ABOUT Lost Hills Water District
The Lost Hills Water District was formed on February 8, 1963, pursuant to Division 13 of the California Water Code, for the purpose of providing irrigation water from the State Water Project (SWP) to land within the District. The California Water Code gives the District the authority to receive grant funds and construct infrastructure projects. On September 16, 1966, the California District Securities Commission approved the District contract, dated February 4, 1966, with the Kern County Water Agency (KCWA or Agency) and the District was authorized to execute the proposed water supply contract with the Agency. The contract between the District and the Agency was executed on November 10, 1966.
The District boundaries begin in the south at the town of Lost Hills, California and extend north and west to the Kings-Kern County line. The District lies in the northwest portion of Kern County, just west of the Kern National Wildlife Refuge. The Aqueduct and Interstate 5 bisect the District diagonally. Highway 46 is located at the south end of the District. Adjacent districts include Dudley Ridge Water District to the north, Berrenda Mesa Water District to the west, Belridge Water Storage District to the south and Semitropic Water Storage District to the east.

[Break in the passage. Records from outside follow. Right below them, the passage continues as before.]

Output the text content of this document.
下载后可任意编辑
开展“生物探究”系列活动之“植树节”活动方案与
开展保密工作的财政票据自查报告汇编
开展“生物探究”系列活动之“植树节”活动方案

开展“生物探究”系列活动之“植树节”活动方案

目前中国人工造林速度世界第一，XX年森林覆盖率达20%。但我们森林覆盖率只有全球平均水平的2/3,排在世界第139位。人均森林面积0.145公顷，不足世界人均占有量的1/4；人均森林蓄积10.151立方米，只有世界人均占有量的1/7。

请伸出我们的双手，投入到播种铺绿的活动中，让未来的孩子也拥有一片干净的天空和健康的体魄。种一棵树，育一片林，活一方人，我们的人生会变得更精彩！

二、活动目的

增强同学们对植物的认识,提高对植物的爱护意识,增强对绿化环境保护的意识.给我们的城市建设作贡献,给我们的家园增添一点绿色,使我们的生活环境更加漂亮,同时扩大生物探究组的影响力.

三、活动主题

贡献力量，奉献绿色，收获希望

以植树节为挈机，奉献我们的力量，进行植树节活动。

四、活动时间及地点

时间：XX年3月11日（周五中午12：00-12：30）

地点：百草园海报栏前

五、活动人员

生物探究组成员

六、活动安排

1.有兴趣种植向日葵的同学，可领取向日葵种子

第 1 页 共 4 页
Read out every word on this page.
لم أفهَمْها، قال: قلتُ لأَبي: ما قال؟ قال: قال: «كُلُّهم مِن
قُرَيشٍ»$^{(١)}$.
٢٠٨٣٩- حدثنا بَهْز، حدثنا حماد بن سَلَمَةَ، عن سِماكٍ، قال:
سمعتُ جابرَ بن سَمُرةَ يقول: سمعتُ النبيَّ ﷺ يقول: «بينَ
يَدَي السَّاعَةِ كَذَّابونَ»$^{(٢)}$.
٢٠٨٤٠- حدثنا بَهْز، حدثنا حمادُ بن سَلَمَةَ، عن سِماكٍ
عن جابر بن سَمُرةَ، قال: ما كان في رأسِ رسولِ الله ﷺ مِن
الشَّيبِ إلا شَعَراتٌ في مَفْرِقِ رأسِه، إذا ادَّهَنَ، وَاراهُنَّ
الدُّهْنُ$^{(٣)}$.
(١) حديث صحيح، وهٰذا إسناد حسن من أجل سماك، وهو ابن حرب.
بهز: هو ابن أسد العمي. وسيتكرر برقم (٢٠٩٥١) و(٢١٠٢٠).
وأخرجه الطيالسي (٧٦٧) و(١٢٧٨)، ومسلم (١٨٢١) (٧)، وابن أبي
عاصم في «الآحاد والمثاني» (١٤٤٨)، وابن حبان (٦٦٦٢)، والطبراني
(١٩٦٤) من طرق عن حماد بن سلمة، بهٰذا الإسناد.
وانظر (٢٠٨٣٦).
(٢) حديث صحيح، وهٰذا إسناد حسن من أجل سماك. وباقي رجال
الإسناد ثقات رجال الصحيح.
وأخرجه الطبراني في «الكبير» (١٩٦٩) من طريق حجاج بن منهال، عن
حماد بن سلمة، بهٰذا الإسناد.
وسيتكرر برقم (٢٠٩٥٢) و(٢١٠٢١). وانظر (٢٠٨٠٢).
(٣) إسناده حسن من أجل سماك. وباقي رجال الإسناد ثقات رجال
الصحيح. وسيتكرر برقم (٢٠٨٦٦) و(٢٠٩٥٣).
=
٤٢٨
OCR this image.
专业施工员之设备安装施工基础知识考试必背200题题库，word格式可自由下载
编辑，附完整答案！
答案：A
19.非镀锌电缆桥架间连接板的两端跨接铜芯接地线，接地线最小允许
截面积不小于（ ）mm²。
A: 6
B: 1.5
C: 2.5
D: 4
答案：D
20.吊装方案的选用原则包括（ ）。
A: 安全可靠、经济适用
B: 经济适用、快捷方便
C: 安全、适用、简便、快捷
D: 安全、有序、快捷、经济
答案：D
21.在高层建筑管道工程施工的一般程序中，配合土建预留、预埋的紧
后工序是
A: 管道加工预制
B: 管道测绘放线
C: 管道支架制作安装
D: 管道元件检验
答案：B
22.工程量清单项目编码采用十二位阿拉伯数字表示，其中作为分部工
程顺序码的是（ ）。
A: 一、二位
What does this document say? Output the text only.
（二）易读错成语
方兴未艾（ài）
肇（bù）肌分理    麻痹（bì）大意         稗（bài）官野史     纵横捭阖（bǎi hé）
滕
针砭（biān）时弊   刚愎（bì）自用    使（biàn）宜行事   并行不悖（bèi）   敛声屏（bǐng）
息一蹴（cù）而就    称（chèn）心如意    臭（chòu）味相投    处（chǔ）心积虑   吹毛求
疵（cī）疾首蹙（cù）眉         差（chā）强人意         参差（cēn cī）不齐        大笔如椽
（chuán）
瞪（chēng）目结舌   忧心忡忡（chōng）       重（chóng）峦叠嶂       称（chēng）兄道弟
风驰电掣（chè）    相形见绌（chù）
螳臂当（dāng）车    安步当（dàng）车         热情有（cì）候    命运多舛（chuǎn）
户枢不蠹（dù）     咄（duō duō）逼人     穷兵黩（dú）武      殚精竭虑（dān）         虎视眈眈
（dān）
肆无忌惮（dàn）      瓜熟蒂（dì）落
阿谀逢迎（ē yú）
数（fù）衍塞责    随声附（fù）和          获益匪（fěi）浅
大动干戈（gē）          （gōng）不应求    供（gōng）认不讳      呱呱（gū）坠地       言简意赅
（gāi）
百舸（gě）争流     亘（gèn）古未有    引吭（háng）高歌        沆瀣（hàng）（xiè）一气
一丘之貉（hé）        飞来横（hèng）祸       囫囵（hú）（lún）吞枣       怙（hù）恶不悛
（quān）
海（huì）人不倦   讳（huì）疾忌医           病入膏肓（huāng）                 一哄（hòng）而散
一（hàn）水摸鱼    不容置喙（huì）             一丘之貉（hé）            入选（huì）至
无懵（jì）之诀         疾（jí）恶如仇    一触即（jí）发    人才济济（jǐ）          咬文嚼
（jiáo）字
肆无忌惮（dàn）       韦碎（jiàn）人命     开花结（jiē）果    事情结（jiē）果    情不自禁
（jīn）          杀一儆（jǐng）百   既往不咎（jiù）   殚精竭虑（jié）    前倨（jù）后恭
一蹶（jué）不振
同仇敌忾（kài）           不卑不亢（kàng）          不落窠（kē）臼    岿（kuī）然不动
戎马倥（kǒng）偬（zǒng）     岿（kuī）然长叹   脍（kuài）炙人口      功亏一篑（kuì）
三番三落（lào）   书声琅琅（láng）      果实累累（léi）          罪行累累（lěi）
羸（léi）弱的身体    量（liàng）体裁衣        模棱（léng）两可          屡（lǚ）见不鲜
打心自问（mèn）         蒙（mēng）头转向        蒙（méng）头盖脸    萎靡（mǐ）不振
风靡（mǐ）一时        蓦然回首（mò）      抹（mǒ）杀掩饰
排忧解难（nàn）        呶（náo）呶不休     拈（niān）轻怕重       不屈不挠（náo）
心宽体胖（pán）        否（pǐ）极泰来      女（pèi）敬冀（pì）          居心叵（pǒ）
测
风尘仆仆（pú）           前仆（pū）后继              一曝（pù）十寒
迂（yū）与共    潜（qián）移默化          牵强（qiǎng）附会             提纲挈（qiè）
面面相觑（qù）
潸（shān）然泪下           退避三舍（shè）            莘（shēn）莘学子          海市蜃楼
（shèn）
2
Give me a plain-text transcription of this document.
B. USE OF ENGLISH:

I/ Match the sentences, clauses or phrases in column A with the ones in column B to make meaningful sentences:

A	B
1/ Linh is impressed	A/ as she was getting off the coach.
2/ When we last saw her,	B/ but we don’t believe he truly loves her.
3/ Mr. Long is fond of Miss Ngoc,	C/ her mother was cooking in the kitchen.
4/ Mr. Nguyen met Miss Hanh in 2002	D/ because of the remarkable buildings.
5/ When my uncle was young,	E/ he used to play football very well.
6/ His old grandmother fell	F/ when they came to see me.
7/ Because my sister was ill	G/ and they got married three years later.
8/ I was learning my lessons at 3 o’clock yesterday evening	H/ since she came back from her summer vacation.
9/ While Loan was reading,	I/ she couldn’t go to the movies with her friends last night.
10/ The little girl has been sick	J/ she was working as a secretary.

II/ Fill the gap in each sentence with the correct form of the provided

Of the 74,357 acres in the District, 70,453 acres are farmable, although not all this acreage is currently being farmed. Service Area 9 contains oil production fields and is not farmable. Service Area 8 contains lands that have been annexed into the District but are not farmed because no delivery system is available. A portion of Service Area 6 (6E) has been excluded from the District water service area. The net cropped area is currently about 32,000 acres all irrigated.
The climate of the District is typical of the southern San Joaquin Valley with temperatures in the summer often exceeding one hundred degrees Fahrenheit and low temperatures in the winter occasionally falling below freezing. Summers are generally hot and dry and winters are semi-arid with fog being a common occurrence during the winter.